Beethoven hat ja wirklich auch dramatische Musik komponiert: die zen- trale Szene im Kerker, wo sich Leonore zwischen Florestan und Pizarro stellt, ist von explosiver Spannung und das Quartett erscheint als Moment «durchkomponierter» Oper. Aber gerade hier zeigt sich auch, dass ohne die Bodenhaftung des Dialogs (auch die Zwitterform des «Melodrams» ist in der Aufführung gestrichen) die Regie offenbar Mühe hat, die Figuren szenisch glaubwürdig zu motivieren. Wie Florestan mit verbundenen Augen hier die ganze Zeit gleichsam Blindekuh spielt, ist eine einzige Peinlichkeit.
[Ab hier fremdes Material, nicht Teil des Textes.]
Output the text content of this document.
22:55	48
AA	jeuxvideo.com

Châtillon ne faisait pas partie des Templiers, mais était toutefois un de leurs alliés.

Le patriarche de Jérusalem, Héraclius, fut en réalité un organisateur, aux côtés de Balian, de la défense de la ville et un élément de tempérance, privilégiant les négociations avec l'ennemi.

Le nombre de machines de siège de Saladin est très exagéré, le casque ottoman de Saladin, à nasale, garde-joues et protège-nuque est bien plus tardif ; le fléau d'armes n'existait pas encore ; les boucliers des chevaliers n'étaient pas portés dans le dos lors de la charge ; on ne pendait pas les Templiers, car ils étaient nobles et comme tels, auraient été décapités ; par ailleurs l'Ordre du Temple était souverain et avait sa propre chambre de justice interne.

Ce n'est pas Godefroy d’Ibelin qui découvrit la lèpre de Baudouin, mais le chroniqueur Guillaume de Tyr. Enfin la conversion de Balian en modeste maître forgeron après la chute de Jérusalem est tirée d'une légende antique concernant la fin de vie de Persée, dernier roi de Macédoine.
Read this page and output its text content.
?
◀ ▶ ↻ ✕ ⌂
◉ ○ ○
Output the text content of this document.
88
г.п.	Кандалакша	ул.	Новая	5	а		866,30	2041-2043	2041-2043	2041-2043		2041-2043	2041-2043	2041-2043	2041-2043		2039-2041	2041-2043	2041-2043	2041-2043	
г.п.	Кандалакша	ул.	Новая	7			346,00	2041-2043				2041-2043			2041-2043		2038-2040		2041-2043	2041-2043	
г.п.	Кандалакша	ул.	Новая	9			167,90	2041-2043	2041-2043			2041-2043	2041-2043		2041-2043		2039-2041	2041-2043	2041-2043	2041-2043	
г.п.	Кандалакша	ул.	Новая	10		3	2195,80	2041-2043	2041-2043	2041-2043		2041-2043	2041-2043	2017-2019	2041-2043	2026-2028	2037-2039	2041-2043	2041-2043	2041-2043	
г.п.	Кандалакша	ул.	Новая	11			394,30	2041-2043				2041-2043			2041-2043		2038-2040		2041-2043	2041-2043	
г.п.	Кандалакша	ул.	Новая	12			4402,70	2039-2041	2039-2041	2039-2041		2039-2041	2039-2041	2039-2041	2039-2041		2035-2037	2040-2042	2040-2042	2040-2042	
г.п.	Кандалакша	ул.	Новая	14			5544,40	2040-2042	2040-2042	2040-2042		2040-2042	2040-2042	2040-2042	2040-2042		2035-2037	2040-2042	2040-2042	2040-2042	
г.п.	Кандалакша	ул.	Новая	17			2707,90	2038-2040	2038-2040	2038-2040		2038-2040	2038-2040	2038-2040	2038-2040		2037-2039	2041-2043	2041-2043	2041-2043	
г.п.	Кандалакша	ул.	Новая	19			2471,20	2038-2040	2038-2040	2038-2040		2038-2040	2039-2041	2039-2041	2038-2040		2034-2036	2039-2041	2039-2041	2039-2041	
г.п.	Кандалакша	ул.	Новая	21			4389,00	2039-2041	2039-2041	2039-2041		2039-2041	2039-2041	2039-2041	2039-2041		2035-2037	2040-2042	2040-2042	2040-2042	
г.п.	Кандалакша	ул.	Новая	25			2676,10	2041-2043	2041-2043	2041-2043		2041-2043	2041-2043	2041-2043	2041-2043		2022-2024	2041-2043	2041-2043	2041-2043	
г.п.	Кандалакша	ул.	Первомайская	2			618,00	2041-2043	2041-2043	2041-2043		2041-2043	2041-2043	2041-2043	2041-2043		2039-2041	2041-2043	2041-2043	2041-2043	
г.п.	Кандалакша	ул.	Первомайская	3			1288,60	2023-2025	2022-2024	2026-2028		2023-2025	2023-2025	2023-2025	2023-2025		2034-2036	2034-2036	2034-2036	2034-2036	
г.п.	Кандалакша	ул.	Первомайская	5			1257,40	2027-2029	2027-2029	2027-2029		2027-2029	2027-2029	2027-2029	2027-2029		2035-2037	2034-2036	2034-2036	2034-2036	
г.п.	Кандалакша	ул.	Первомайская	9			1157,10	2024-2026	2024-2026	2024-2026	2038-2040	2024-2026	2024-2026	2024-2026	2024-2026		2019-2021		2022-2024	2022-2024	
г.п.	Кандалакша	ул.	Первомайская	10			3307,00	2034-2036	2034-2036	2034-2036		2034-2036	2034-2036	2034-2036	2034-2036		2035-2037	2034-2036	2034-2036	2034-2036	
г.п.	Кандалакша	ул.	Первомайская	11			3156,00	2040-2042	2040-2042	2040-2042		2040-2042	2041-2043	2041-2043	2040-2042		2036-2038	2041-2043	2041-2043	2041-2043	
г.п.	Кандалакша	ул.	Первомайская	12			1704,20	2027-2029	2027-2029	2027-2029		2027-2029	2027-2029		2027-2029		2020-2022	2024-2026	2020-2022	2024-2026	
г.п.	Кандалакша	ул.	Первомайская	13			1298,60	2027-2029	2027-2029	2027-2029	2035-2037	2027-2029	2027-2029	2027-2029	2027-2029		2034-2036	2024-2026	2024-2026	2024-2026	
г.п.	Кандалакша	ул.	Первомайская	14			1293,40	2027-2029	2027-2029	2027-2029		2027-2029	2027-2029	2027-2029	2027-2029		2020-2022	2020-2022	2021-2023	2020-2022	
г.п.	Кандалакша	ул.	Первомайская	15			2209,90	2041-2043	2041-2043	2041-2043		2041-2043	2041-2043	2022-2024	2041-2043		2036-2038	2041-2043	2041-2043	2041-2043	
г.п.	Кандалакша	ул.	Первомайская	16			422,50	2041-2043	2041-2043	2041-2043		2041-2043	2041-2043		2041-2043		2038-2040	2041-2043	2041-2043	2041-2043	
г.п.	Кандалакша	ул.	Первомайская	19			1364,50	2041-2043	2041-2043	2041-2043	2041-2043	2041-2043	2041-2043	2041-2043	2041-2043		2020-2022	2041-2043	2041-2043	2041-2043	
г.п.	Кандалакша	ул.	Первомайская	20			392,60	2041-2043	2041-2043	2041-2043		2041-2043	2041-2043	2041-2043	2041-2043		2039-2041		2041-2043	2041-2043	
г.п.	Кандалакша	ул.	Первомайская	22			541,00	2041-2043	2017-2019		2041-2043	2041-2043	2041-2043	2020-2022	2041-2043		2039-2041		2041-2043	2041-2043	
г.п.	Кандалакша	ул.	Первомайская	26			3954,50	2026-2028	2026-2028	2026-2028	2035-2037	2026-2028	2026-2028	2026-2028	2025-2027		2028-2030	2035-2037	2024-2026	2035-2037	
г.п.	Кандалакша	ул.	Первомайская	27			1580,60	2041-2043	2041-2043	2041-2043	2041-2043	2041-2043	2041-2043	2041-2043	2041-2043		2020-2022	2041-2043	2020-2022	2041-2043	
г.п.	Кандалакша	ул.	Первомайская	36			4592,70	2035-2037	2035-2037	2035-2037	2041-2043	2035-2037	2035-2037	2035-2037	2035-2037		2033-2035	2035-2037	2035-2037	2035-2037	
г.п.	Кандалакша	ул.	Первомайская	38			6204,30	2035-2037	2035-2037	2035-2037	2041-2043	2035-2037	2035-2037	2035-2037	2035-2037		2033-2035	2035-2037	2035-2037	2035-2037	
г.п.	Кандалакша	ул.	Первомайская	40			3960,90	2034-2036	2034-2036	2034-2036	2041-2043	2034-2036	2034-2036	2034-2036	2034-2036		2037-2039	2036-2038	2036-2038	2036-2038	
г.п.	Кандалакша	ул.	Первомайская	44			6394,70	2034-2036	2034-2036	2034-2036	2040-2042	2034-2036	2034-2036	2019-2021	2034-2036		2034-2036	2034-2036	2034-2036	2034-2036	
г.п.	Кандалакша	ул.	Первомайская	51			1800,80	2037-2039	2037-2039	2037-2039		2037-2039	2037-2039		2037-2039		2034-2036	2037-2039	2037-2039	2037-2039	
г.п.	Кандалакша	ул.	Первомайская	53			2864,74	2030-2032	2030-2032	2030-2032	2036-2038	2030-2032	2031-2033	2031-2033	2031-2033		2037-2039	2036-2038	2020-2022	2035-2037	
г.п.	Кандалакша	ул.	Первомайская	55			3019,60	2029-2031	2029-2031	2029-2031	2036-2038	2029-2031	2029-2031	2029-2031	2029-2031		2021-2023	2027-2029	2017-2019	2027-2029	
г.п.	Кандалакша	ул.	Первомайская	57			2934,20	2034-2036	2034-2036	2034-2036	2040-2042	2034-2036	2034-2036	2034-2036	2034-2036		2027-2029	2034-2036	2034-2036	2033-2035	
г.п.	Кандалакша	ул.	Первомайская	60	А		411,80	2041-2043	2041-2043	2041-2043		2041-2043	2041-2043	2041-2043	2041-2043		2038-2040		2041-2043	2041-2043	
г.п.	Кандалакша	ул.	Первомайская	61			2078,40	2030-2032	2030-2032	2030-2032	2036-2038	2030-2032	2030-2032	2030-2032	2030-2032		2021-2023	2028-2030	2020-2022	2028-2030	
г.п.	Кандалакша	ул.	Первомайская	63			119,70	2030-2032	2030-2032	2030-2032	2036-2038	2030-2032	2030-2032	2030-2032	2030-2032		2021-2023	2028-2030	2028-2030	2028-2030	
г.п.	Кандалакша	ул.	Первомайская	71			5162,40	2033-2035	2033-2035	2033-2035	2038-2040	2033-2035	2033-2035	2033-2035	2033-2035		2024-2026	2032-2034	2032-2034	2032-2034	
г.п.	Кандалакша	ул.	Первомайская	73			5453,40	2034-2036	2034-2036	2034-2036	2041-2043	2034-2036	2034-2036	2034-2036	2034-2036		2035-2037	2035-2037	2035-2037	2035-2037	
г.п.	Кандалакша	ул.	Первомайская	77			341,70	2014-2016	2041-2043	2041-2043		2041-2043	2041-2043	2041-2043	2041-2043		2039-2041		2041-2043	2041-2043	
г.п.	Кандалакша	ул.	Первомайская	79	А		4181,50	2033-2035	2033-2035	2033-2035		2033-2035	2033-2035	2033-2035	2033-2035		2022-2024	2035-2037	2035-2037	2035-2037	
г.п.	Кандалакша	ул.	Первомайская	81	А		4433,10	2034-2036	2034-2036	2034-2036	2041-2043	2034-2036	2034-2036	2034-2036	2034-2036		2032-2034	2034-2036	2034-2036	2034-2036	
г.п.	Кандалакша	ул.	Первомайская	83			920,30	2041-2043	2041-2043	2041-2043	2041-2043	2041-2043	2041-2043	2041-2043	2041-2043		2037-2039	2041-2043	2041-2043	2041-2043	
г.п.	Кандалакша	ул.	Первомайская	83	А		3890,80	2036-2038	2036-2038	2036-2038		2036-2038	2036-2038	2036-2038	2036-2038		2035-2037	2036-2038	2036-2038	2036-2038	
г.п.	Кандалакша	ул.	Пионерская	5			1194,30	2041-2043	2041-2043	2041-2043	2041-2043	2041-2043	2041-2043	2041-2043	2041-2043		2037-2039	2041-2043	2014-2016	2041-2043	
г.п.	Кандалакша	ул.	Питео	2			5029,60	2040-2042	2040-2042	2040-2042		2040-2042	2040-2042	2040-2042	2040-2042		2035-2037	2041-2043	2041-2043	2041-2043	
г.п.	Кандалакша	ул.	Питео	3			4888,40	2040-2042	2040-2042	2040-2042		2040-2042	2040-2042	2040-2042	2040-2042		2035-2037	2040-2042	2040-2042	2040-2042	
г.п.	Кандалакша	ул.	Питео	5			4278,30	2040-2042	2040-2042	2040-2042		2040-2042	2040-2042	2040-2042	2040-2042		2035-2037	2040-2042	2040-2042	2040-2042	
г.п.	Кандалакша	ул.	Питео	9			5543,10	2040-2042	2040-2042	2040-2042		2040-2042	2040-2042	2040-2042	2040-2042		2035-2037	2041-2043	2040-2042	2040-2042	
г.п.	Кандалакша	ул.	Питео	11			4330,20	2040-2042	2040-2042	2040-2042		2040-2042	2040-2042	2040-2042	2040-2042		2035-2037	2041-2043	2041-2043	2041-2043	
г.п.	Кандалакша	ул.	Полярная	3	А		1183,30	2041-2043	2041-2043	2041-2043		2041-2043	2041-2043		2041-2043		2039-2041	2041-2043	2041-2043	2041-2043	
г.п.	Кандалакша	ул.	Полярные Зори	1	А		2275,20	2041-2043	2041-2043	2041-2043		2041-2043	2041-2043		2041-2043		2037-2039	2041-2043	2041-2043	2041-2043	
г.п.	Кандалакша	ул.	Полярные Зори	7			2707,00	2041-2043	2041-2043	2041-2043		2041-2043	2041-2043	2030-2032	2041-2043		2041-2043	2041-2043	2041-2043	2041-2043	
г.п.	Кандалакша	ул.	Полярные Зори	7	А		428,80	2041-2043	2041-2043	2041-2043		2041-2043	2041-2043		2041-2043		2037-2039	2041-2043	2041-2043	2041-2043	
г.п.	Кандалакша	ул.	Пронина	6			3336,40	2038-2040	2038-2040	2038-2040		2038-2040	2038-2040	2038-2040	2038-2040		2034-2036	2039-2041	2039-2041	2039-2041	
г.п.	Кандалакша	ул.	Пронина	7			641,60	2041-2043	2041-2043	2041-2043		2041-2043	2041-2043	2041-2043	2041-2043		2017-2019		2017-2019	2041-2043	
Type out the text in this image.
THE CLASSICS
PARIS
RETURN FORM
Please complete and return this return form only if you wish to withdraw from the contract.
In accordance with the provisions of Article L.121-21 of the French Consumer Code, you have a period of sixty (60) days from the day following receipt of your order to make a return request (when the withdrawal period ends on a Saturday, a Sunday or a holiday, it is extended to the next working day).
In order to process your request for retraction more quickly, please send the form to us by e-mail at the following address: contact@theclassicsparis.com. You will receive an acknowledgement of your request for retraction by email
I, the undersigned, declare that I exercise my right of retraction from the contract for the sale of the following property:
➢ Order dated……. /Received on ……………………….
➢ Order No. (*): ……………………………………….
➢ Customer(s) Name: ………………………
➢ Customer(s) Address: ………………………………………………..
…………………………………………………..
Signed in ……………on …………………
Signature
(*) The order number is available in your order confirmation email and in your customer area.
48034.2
Hinzu kommt, dass das Publikum die Rettungsszene schon einmal, gleich zu Beginn des Abends, als Prolog, vorgeführt bekommen hat. Dort allerdings stirbt Leonore im Handgemenge, und tot liegt sie auch am Ende der Oper nach dem Jubelfinale wieder auf der Bühne – ein pessimistischer Rahmen, der das utopische Moment der «Rettungsoper» unterstreicht und das Jubelfinale, so endlos es Beethoven komponiert hat und so geradezu schreiend es Fabio Luisi musizieren lässt, ins Land der Hoffnung und des Traums verweist. Und so, als Menschheitstraum, ist die Geschichte heute wohl auch zu verstehen.
Fataler Trompeteneinsatz
Der Eingriff in die Werkstruktur macht somit Sinn und würde noch mehr Sinn machen, wenn im spröden Bühnengrau (Bild: Henrik Ahr/Kostüme: Barbara Droshin) statt Didaktik sich auch so etwas wie eine Atmosphäre des Visionären entwickeln würde – zum Beispiel mit Beethovens Signaltrompete. Sie spielt in der zweiten Version der Szene nun einfach einen Moment früher, sodass das Gerangel, an dem alle vier Protagonisten beteiligt sind, vor dem fatalen Schuss unterbrochen wird. Wahrlich kein kaltblütiger Politmörder ist hier am Werk, den bei Beethoven eben nur Leonore mit der Pistole stoppt, sodass das Trompetensignal ihre Entschlossenheit nicht relativiert, sondern feiert. So verspielt dieser «Fidelio» alles: die politische Brisanz, die heroisch-revolutionäre Tat und das Aufleuchten von Transzendenz.